Het is tijd om je geprefabriceerde amuliet op te stoken, je maanschachten in te vetten en die differentiële gordelspanners op 11 te zetten, want Roadshow duikt in de geschiedenis van de Turbo Encabulator.
Als je je nu al op je hoofd krabt en lichtelijk scheel gaat kijken, kunnen wij je helpen. De Turbo Encabulator is een van de vreemdste, meest esoterische en langstlopende inside jokes die we ooit hebben gehoord. De eerste vermelding van de Turbo Encabulator komt van een Britse ingenieurstudent genaamd John Hellins Quick, rond 1944.
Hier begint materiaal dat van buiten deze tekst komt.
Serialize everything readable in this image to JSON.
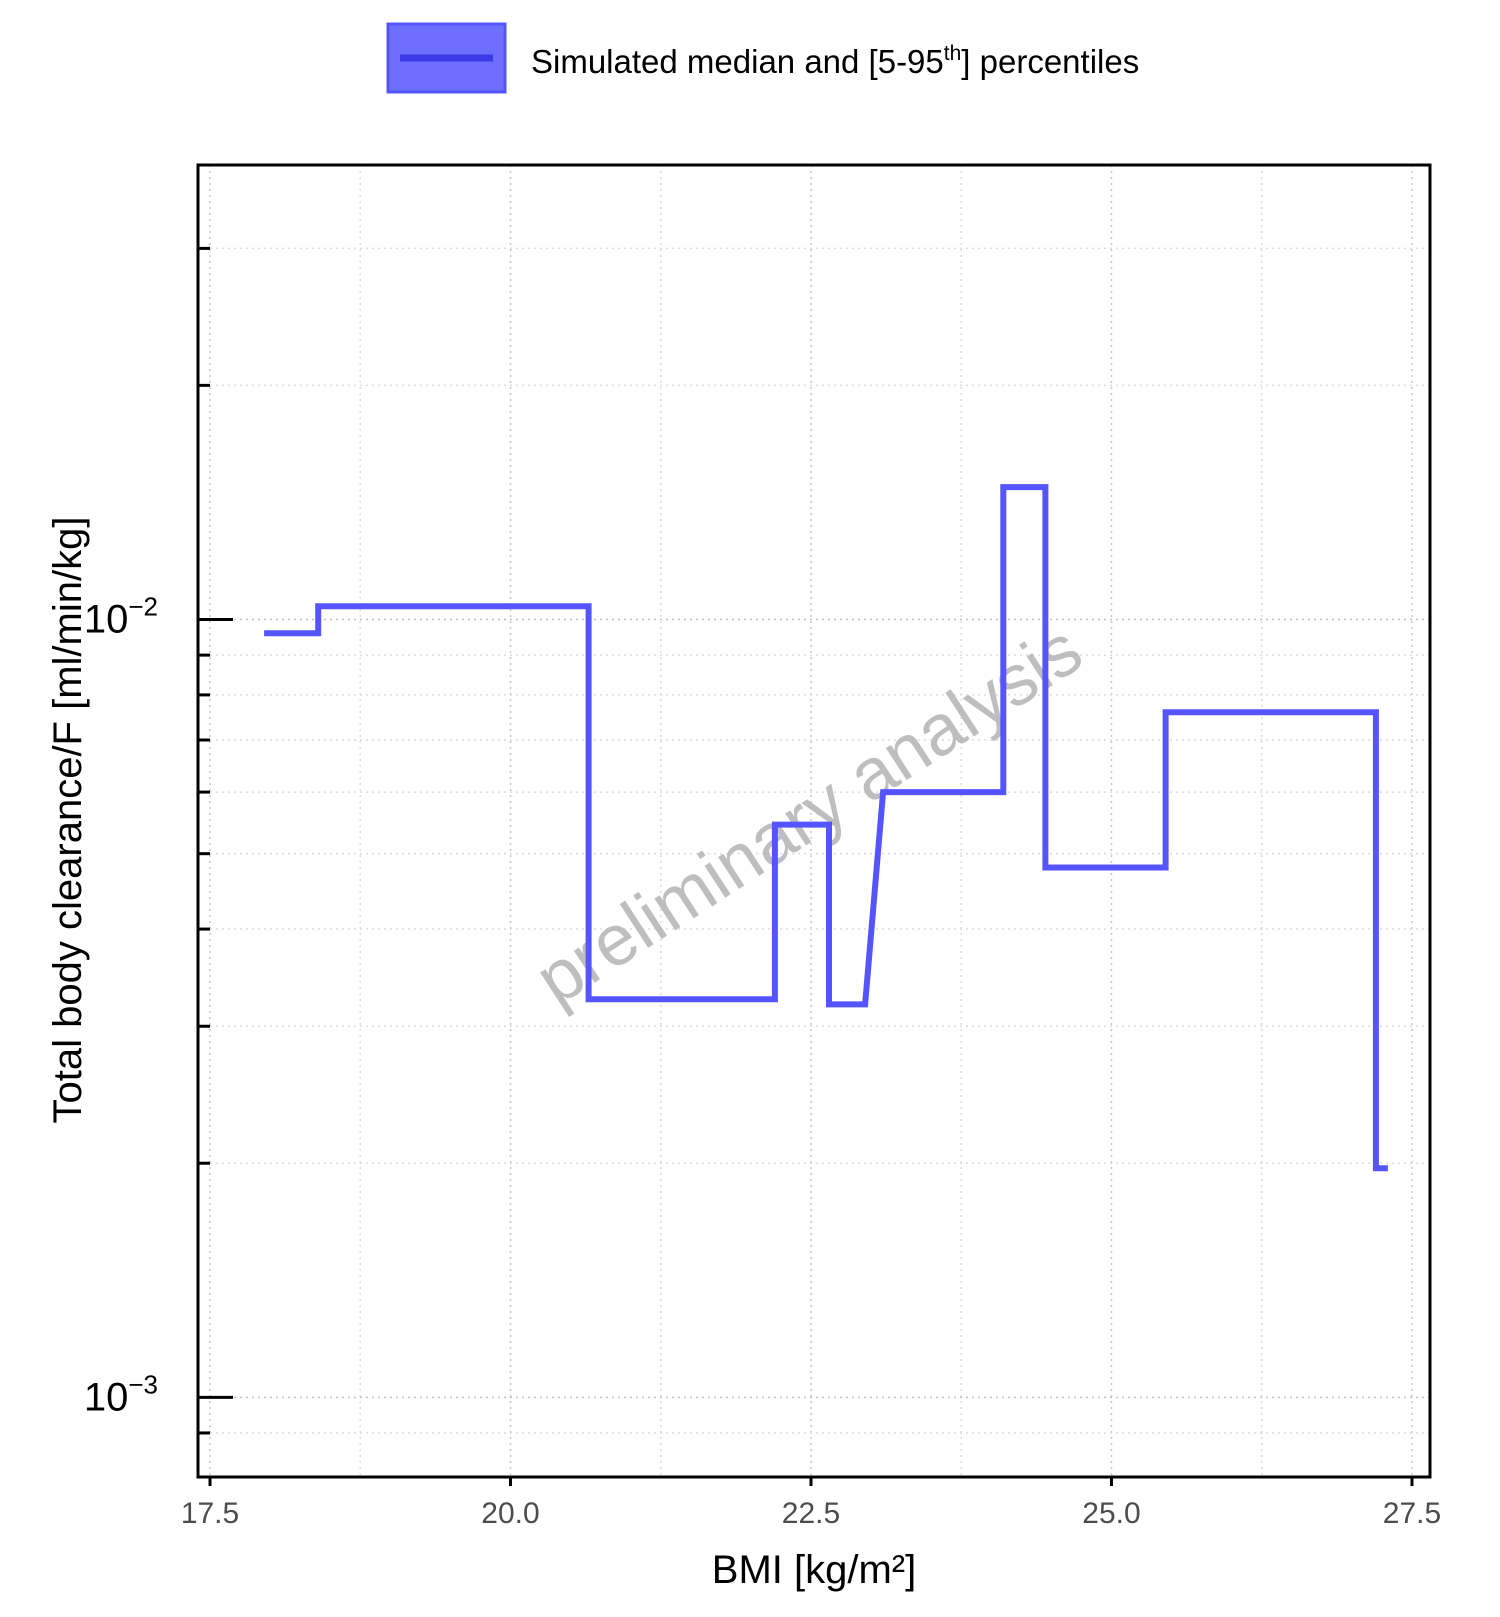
{
  "chart_data": {
    "type": "line",
    "xlabel": "BMI [kg/m²]",
    "ylabel": "Total body clearance/F [ml/min/kg]",
    "xlim": [
      17.4,
      27.65
    ],
    "ylim": [
      0.00079,
      0.0384
    ],
    "yscale": "log",
    "xticks": [
      17.5,
      20.0,
      22.5,
      25.0,
      27.5
    ],
    "xtick_labels": [
      "17.5",
      "20.0",
      "22.5",
      "25.0",
      "27.5"
    ],
    "yticks_major": [
      {
        "value": 0.01,
        "base": "10",
        "exp": "−2"
      },
      {
        "value": 0.001,
        "base": "10",
        "exp": "−3"
      }
    ],
    "yticks_minor": [
      0.03,
      0.02,
      0.009,
      0.008,
      0.007,
      0.006,
      0.005,
      0.004,
      0.003,
      0.002,
      0.0009
    ],
    "grid": true,
    "legend": {
      "position": "top-center",
      "label_main": "Simulated median and [5-95",
      "label_sup": "th",
      "label_end": "] percentiles",
      "color": "#5555ff"
    },
    "watermark": "preliminary analysis",
    "series": [
      {
        "color": "#5555ff",
        "x": [
          17.95,
          18.4,
          18.4,
          20.65,
          20.65,
          22.2,
          22.2,
          22.65,
          22.65,
          22.95,
          23.1,
          24.1,
          24.1,
          24.45,
          24.45,
          25.45,
          25.45,
          27.2,
          27.2,
          27.3
        ],
        "y": [
          0.0096,
          0.0096,
          0.0104,
          0.0104,
          0.00325,
          0.00325,
          0.00545,
          0.00545,
          0.0032,
          0.0032,
          0.006,
          0.006,
          0.0148,
          0.0148,
          0.0048,
          0.0048,
          0.0076,
          0.0076,
          0.00197,
          0.00197
        ]
      }
    ]
  }
}
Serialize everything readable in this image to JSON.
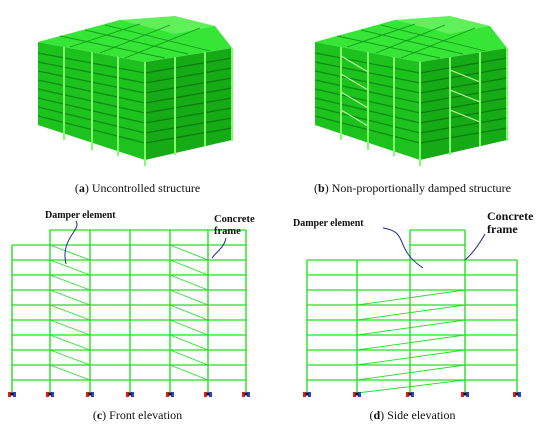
{
  "colors": {
    "frame": "#22e022",
    "frame_dark": "#0c9a12",
    "frame_light": "#6dff5a",
    "annotation": "#1e2c8c",
    "text": "#111111",
    "support_red": "#e21b1b",
    "support_blue": "#2b3fd6"
  },
  "panels": {
    "a": {
      "letter": "a",
      "caption": "Uncontrolled structure"
    },
    "b": {
      "letter": "b",
      "caption": "Non-proportionally damped structure"
    },
    "c": {
      "letter": "c",
      "caption": "Front elevation",
      "label_damper": "Damper element",
      "label_frame_line1": "Concrete",
      "label_frame_line2": "frame"
    },
    "d": {
      "letter": "d",
      "caption": "Side elevation",
      "label_damper": "Damper element",
      "label_frame_line1": "Concrete",
      "label_frame_line2": "frame"
    }
  }
}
Het bleef een ingenieursgrap tot 1946, toen Time Magazine vond dat het ook moest meedoen en een artikel publiceerde met de titel “For Nofer Trunnions,” wat natuurlijk leidde tot de verwarring en consternatie van veel van haar lezers. Een paar geleerde consumenten begrepen de grap echter, zoals Ernest N. Kirrmann die met deze schoonheid kwam:
“Na te zijn geënsceneerd en cerebraal gemalleerd door 1.5 nofer trunnions from a matitudinative 0451 GMT to an epinocturnal-proximate 1155 EST, I felt the need of a spirianimating filliperative and therefore submersinized my hypersensinate endoderm in a 5 percent fizzionate bicarboalkali-nating Cepsy-Pola.”
Nadat het aanvankelijke oproer van Time’s artikel was weggeëbd, nam ook het publieke enthousiasme voor technobabble af. Van de Turbo Encabulator werd 20 jaar lang niets meer vernomen totdat ingenieurs van General Electric’s Instrument afdeling een spec sheet publiceerden voor het mysterieuze apparaat dat erin slaagde zijn weg te vinden naar het GE handboek. Plotseling waren we op weg naar de races met onze logaritmische behuizingen en spurving lagers!
In 1977 ging de Turbo Encabulator, zoals honkbalspelers zeggen, naar de grote show. Acteur Bud Haggart, een veteraan uit talloze industriële trainingsfilms, had na het filmen van een GMC-truck een paar camera’s en wat vrije tijd. Hij wist de filmploeg en de regisseur ervan te overtuigen om te blijven en zijn “Turbo Encabulator” film op te nemen, waarvoor hij het script ontleende aan het originele John Hellings Quick artikel, en zo werd geschiedenis geschreven.
Een paar jaar later haalde de Chrysler corporatie Haggart binnen om een nieuwe versie van de Turbo Encabulator video te filmen, waarin het bedrijf beweert het apparaat te hebben vervaardigd. Dit is de versie waaraan de meeste van de andere nerds die ik ken en ik voor het eerst werden blootgesteld. Haggart’s deadpan delivery is zo trefzeker dat het gemakkelijk voor iets echts kan worden aangezien.
Het volgende bedrijf dat de mantel van de encabulator oppakte was Rockwell Automation met zijn Retro Encabulator, hoewel Haggart in deze film niet voorkomt. In plaats van een transmissie-achtig apparaat gebruikt Rockwell een reeks elektrische wandpanelen om de aard van zijn Retro Encabulator te demonstreren.
Zelfs de YouTube-generatie doet mee met de lol met Hank Green van SciSchow die zijn versie van de Retro-Proto-Turbo-Encabulator aanbiedt als een grap voor een gek van april. Dit toont het beste deel van de Turbo Encabulator grap, en dat is zijn veelzijdigheid. Het is zelfs doorgesijpeld naar andere kringen met de Amazon Prime-serie “Patriot” nemen en het geven van het een bepaalde industriële leidingen flair:
“Hé, laat me je eens door onze Donnelly-moerafstand en gekraakte systeem velg-grip configuratie leiden. Door gebruik te maken van een veld van half doorgesneden sprats en met messing afgewerkte nikkelspleten, ontluchten onze beugelkappen en splay-flexed beugelzuilen dempers tot een dempingsluikdiepte van een halve meter van de demperkroon tot de spurv-plint. Hoe? Wel, we bevestigen 12 Husk Nuts aan elke girdle jerry, terwijl flex tandems een taakapparaat van tien verticaal samengestelde patch-hamplers aandrukken, en vervolgens vlamvastgezette panvallen vastpinnen op beide maiden apexen van de jimjoints,” zoals Leslie Claret, gespeeld door Kurtwood Smith in Patriot, zei.
Hoewel het misschien moeilijk is om precies te begrijpen waarom de Turbo Encabulator nerds na meer dan 70 jaar nog steeds laat titteren, kunnen we er alleen maar naar uitkijken dat de technobabbel nog vreemder wordt dankzij het digitale tijdperk waarin we leven.